I have a bit of a problem. I have a set of classes, let’s say it’s a parse tree for a simple language. The language is extensible, so I can add extra classes to it at runtime. Finally, I also want to be able serialize and deserialize the classes to XML.
What’s the problem? Well, to be able to serialize or deserialize the classes with the .NET XmlSerializer class, you need to know all the types involve to begin with. Now, for serialization, it’s not entirely impossible. For example, I can just do something like the following:
Node node = // this is the node we’re going to serialize...
List<Type> types = new List<Type>();
GetNodeTypes(types, node);
void GetNodeTypes(List<Type> types, Node node)
{
if (!types.Contains(node.GetType()))
{
types.Add(node.GetType());
}
foreach (Node child in node.ChildNodes)
{
GetNodeTypes(types, child);
}
}
Then I can pass the types.ToArray() array into the XmlSerializer constructor. But the hard part is, how do I do the same when trying to deserialize? I don’t know the types up-front, so I’m stuck, right?

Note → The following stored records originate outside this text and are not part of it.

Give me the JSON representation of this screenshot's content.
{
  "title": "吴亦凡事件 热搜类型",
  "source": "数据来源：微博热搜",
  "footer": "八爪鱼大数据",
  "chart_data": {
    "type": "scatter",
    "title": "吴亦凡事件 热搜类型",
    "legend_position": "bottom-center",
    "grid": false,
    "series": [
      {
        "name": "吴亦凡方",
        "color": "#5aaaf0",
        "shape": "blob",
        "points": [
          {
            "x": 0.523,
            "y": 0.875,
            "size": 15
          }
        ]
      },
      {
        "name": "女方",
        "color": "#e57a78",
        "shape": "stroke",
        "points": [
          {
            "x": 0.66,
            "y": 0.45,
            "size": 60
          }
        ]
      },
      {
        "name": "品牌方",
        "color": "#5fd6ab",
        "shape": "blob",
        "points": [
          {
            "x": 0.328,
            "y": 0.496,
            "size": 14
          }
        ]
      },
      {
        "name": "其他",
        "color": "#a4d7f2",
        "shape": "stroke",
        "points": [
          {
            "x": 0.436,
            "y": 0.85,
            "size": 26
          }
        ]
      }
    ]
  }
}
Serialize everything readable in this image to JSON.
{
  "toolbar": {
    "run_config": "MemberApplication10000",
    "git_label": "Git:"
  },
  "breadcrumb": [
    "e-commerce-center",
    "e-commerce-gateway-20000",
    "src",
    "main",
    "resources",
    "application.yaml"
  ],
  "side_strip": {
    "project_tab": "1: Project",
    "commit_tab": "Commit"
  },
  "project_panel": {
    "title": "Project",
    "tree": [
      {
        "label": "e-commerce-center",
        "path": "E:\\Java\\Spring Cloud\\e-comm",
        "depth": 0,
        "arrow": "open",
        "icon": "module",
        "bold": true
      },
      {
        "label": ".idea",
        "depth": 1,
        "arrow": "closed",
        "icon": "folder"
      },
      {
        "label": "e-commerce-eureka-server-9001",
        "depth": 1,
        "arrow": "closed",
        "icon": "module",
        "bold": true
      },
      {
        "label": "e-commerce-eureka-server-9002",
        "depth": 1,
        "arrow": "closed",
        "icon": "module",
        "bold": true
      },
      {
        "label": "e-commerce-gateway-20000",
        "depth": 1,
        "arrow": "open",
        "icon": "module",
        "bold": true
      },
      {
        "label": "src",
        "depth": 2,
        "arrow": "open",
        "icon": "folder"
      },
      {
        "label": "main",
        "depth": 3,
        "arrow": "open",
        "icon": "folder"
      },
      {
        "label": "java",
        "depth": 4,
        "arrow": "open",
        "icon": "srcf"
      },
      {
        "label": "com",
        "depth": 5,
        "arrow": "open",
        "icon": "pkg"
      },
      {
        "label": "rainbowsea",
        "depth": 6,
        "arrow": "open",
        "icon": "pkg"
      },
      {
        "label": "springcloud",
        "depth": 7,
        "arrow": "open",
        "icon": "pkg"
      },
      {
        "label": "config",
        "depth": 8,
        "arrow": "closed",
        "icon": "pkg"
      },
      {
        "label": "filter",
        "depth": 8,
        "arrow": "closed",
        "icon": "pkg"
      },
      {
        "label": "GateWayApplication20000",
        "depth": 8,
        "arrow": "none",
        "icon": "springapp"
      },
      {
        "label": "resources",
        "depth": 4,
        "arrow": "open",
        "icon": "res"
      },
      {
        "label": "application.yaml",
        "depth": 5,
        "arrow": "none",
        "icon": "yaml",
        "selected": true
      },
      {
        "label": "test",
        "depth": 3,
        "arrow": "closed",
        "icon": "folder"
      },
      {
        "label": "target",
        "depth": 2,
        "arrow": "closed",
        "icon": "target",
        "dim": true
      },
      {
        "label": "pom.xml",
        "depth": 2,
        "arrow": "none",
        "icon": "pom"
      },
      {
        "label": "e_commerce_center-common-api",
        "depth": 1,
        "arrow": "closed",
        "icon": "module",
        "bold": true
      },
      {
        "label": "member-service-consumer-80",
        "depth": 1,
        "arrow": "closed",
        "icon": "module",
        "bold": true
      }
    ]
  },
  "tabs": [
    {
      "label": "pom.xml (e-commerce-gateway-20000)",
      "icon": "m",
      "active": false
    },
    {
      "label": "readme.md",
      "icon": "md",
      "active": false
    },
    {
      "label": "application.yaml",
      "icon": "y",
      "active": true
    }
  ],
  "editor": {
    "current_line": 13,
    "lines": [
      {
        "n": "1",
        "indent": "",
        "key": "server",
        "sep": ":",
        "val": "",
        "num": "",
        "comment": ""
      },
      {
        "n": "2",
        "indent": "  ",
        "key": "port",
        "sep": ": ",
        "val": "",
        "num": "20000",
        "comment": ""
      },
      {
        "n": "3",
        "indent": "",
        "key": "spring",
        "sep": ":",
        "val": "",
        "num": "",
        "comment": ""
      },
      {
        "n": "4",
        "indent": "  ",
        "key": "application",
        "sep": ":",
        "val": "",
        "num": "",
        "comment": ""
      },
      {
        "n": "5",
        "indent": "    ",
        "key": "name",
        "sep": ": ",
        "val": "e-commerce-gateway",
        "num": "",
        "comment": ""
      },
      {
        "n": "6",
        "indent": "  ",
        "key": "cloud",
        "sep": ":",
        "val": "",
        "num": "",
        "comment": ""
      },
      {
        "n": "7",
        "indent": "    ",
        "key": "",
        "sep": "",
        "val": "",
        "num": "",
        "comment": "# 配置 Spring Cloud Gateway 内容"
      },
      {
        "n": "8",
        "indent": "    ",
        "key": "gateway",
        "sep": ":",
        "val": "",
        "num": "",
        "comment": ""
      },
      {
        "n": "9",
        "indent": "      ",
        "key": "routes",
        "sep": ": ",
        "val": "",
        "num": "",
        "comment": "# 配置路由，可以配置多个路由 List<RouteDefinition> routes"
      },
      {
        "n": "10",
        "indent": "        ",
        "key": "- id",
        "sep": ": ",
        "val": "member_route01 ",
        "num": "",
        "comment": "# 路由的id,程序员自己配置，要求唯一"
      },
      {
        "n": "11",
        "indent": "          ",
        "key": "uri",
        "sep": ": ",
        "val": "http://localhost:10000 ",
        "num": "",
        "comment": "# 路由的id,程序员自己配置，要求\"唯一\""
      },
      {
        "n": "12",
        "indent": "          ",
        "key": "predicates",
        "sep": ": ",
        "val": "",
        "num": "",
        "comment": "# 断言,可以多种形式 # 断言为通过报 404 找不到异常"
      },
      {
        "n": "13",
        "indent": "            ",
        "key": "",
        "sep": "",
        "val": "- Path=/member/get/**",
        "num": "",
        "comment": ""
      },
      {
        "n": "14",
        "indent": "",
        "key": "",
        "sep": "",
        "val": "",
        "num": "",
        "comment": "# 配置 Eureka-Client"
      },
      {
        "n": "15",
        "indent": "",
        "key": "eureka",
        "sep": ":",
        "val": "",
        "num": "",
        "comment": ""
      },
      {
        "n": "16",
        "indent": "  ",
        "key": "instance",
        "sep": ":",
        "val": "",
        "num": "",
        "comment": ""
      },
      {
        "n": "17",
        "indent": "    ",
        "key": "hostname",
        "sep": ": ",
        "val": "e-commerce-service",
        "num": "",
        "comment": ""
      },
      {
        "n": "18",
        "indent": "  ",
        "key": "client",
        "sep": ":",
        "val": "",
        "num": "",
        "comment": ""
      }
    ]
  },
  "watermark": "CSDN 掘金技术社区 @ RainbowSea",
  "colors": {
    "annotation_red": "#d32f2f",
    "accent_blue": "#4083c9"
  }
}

Well, unfortunately, yes you pretty much are stuck. From this point on, I would consider all these methods to be ugly, ugly, hacks.
The first method I saw posted on Daniel Cazzulino’s blog, with the succinct title of “XML extensibility, xsi:type, XmlSerializer and configuration (or how to leverage XmlSerializer + OO extensibility)”. Basically, his version requires a “known” top-level class which contains a list of “child” classes, where we don’t know the types of those. I think this method is slightly ugly, because it requires that you modify the XML that is written to include a “type” parameter so that you know the types on input. Also, it requires a multi-pass approach, where you basically deserialize the constant stuff, then go through and parse out the stuff you didn’t know about before-hand (but looking at it’s “type” attribute).
Now, don’t get me wrong, for the situation he describes – that is, a “configuration” style file with pluggable “providers” – is good, as he says:
I believe this is a far more straightforward way of handling extensible configuration. Instead of implementing a sort of IProvider.Init(XmlNode config) feature, providers only need to care about the serialization format they want. I've seen that in many places in ASP.NET 2, providers receive some kind of NameValueCollection. This is clearly a step in the wrong direction. Complex configuration simply can't be handled by key-value pairs (or it's too ugly/cumbersome to do so).
But for me, it doesn’t really cut it. Now, what I decided to do is probably actually worse, at least from a design standpoint. It may seem like even more of a hack, and it is a hack. But like I said above, I don’t believe you can get around this problem without some sort hacking...
Basically, before I deserialize a document, I reflect all the types currently loaded into the AppDomain and pass all the types which inherit from by base class to the XmlSerializer constructor. For the sake of efficiency, I only reflect the types once, and I skip looking in the mscorlib assembly and any assemblies that start with the name “System”. To handle the case when a type might be loaded later, I add an event handler for the AppDomain.AssemblyLoaded event, and parse those assemblies the next time a deserialize needs to happen.
This does place a requirement on all my types that they have unique names, or that they specify unique names via an XmlElementAttribute but it works, and (once you’ve loaded the first document at least), it’s fairly fast. It also requires that all the types you’ll be loaded are already loaded into the current AppDomain. This one may or may not be a problem, depending on your own circumstances, but for me it’s not that big of a deal.